In Phase II of its Elements of Performance (EP) review project, the Joint Commission is deleting 51 EPs to which health care facilities no longer will have to adhere beginning January 2017. The organization says reasons for the deletions mainly fall into the following categories:
- Similar to, implicit in, or duplicative of other existing EPs.
- Address issues that have been covered by standards for many years and are now a routine part of operations or clinical care processes, so they no longer need to be addressed in standards. Some no longer address contemporary quality and safety concerns, and how they are managed can be left to the discretion of the organization.
- EPs adequately addressed by law and regulation or other external requirements, so separate Joint Commission requirements are not needed.

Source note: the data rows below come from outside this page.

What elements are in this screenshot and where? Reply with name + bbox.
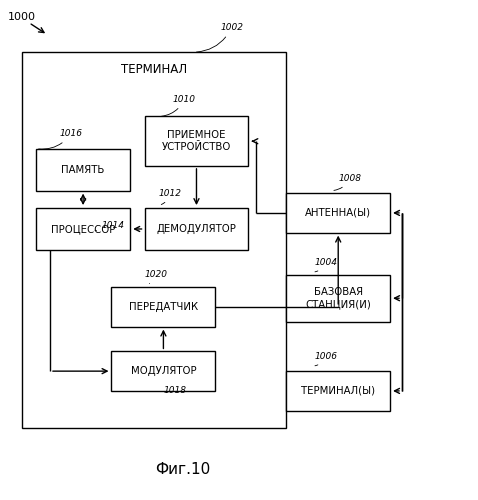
Text: ТЕРМИНАЛ(Ы): ТЕРМИНАЛ(Ы) <box>301 386 375 396</box>
Text: 1004: 1004 <box>315 258 337 272</box>
Text: 1006: 1006 <box>315 352 337 366</box>
Bar <box>22 52 286 428</box>
Text: 1018: 1018 <box>163 386 186 396</box>
Bar <box>111 352 216 391</box>
Text: АНТЕННА(Ы): АНТЕННА(Ы) <box>305 208 371 218</box>
Bar <box>111 287 216 327</box>
Text: 1000: 1000 <box>8 12 35 22</box>
Text: ТЕРМИНАЛ: ТЕРМИНАЛ <box>121 63 187 76</box>
Text: 1008: 1008 <box>334 174 361 190</box>
Text: ПЕРЕДАТЧИК: ПЕРЕДАТЧИК <box>129 302 198 312</box>
Bar <box>286 371 390 410</box>
Text: 1002: 1002 <box>196 23 243 52</box>
Bar <box>144 116 249 166</box>
Text: 1014: 1014 <box>95 221 125 230</box>
Text: ПАМЯТЬ: ПАМЯТЬ <box>61 164 105 174</box>
Text: 1012: 1012 <box>159 188 182 204</box>
Bar <box>286 274 390 322</box>
Text: БАЗОВАЯ
СТАНЦИЯ(И): БАЗОВАЯ СТАНЦИЯ(И) <box>305 288 371 309</box>
Bar <box>36 208 130 250</box>
Text: 1010: 1010 <box>162 94 196 116</box>
Text: 1020: 1020 <box>144 270 167 283</box>
Bar <box>144 208 249 250</box>
Text: ДЕМОДУЛЯТОР: ДЕМОДУЛЯТОР <box>156 224 237 234</box>
Bar <box>286 193 390 232</box>
Text: 1016: 1016 <box>39 130 83 149</box>
Bar <box>36 148 130 190</box>
Text: ПРИЕМНОЕ
УСТРОЙСТВО: ПРИЕМНОЕ УСТРОЙСТВО <box>162 130 231 152</box>
Text: МОДУЛЯТОР: МОДУЛЯТОР <box>130 366 196 376</box>
Text: ПРОЦЕССОР: ПРОЦЕССОР <box>51 224 115 234</box>
Text: Фиг.10: Фиг.10 <box>155 462 210 477</box>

The deletions include seven from its Environment of Care chapter, such as EC.02.04.01, which stipulates how to manage medical equipment risk, or EC.02.05.01, which addresses managing risk associated with hospital utility systems.

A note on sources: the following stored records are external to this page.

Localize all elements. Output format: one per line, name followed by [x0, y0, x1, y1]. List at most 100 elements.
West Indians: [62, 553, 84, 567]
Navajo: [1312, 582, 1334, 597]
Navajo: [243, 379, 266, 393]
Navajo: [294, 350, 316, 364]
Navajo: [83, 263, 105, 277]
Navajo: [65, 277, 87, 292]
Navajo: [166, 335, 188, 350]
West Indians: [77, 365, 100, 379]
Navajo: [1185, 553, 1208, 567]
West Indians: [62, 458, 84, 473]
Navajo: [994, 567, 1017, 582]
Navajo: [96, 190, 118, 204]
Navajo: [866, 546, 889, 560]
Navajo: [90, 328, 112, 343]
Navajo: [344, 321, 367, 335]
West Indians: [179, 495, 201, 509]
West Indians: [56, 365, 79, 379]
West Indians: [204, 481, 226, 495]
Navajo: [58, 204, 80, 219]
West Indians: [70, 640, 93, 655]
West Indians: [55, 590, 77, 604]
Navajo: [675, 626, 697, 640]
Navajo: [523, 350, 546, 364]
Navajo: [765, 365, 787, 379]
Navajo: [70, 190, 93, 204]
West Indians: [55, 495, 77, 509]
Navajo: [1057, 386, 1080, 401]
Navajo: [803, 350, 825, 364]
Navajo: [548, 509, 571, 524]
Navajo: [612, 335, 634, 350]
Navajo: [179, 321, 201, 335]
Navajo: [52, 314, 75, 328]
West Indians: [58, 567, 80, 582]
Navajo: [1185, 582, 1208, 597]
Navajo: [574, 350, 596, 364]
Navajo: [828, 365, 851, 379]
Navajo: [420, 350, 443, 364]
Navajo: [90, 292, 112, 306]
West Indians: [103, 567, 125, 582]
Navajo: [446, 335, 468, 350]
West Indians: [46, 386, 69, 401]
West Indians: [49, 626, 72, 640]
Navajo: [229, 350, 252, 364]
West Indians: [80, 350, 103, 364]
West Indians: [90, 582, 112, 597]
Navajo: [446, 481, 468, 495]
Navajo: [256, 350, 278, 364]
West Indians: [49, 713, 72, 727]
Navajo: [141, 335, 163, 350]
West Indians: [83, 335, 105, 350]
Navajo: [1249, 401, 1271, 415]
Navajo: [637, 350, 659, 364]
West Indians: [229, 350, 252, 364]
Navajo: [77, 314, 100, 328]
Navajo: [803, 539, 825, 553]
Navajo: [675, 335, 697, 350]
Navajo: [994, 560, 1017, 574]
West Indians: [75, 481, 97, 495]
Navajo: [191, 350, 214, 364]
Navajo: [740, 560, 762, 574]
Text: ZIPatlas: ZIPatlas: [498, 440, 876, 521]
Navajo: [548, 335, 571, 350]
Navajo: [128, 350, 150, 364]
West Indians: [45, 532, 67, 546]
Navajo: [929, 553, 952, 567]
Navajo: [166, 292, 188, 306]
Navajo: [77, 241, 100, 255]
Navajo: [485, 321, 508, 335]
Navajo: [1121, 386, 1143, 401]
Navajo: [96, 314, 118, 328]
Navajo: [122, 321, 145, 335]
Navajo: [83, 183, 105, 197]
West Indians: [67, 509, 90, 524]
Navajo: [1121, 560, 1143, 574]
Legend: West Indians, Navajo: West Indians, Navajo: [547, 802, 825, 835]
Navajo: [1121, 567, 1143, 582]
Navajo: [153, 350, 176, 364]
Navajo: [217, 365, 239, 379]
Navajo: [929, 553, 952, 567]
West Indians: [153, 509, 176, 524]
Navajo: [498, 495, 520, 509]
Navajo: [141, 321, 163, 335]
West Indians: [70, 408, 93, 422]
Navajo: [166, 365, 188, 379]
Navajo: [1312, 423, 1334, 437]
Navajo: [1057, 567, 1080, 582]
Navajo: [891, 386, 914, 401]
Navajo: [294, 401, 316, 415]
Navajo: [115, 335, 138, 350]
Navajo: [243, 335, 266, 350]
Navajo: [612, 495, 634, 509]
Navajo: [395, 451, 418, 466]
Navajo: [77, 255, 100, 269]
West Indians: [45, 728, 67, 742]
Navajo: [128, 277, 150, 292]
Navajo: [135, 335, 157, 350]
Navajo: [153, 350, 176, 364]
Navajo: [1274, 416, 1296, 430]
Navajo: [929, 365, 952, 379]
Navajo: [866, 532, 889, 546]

The Joint Commission also is deleting IC.01.05.01 within its Infection Prevention and Control chapter. The EP concerns methods hospitals use to report infection surveillance and control information to external organizations. The Joint Commission has deemed the standard duplicative of IC.02.01.01.
The organization says that the deletions are part of a multiphase project to streamline its hospital accreditation standards.
The Centers for Medicare & Medicaid Services (CMS) issued a final rule to make major changes to improve long-term care facilities. Approximately 1.5 million residents in the more than 15,000 long-term care facilities participate in the Medicare and Medicaid programs. CMS says the final rule is targeted at reducing unnecessary hospital readmissions and infections, improving the quality of care, and strengthening safety measures for residents in these facilities. The new rule does touch on aspects of the physical environment.
The documents states that CMS is "requiring facilities that are constructed, reconstructed or newly certified after the effective date of this regulation to accommodate no more than two residents in a bedroom. We are also requiring facilities that are constructed, or newly certified after the effective date of this regulation to have a bathroom equipped with at least a commode and sink in each room."
Other requirements touch on infection control, quality of care, quality of life, physician services, behavioral services, food and nutrition, etc.
CMS estimates that the total projected cost of this final rule will be about $831 million in the first year and $736 million per year in subsequent years. The average cost per facility is estimated to be about $62,900 in the first year and $55,000 per year in subsequent years.
The Medical Device Innovation Consortium (MDIC), a nonprofit organization, has been awarded $3 million from the Food and Drug Administration to develop a national evaluation system for medical devices, called the National Evaluation System for Health Technology (NEST).
The initial phase of the project will involve piloting methods for tracking medical device data and patient-reported outcomes through the use of real-world evidence. The hope is that the use of real-world evidence will shift premarket data collection into the postmarket by leveraging the electronic health information generated in both clinical settings and patients’ homes.
“There is great potential in using real-world data to foster innovations in medical device technology that will lead to optimized outcomes for patients and improved quality of life,” says Mike Minogue, MDIC board chairman, who also serves as president, CEO and chairman of the medical device implant manufacturer Abiomed. “In addition, real-world evidence will help measure the cost-effectiveness of these new technologies,”
President Obama yesterday signed legislation funding federal programs through Dec. 9 and providing $1.1 billion in emergency funding for the Department of Health and Human Services and other agencies to combat Zika. The measure passed the House and Senate Wednesday. The compromise package to fund Zika response includes $400 million in offsets through rescissions to accounts, including Affordable Care Act funds to set up exchanges in territories and unused Ebola funds.
The Joint Commission has updated its policy regarding notification of changes within accredited organizations. Effective Oct. 1, organizations will need to provide written notification to the Joint Commission when the change is initially contemplated — that is, when leadership within the organization has approved moving forward with the proposed change and identified a time frame for implementing that change.
Historically, the policy required organizations to notify the Joint Commission within 30 days after a significant change occurred. However, because certain changes may result in the need for on-site survey activity, the policy now requires advanced notice of a potential change to allow organizations and the Joint Commission to evaluate whether there is any impact from an accreditation standpoint, including the need and timing for any on-site survey activity. Once the change officially has occurred, the organization should update its electronic application for accreditation within 30 days.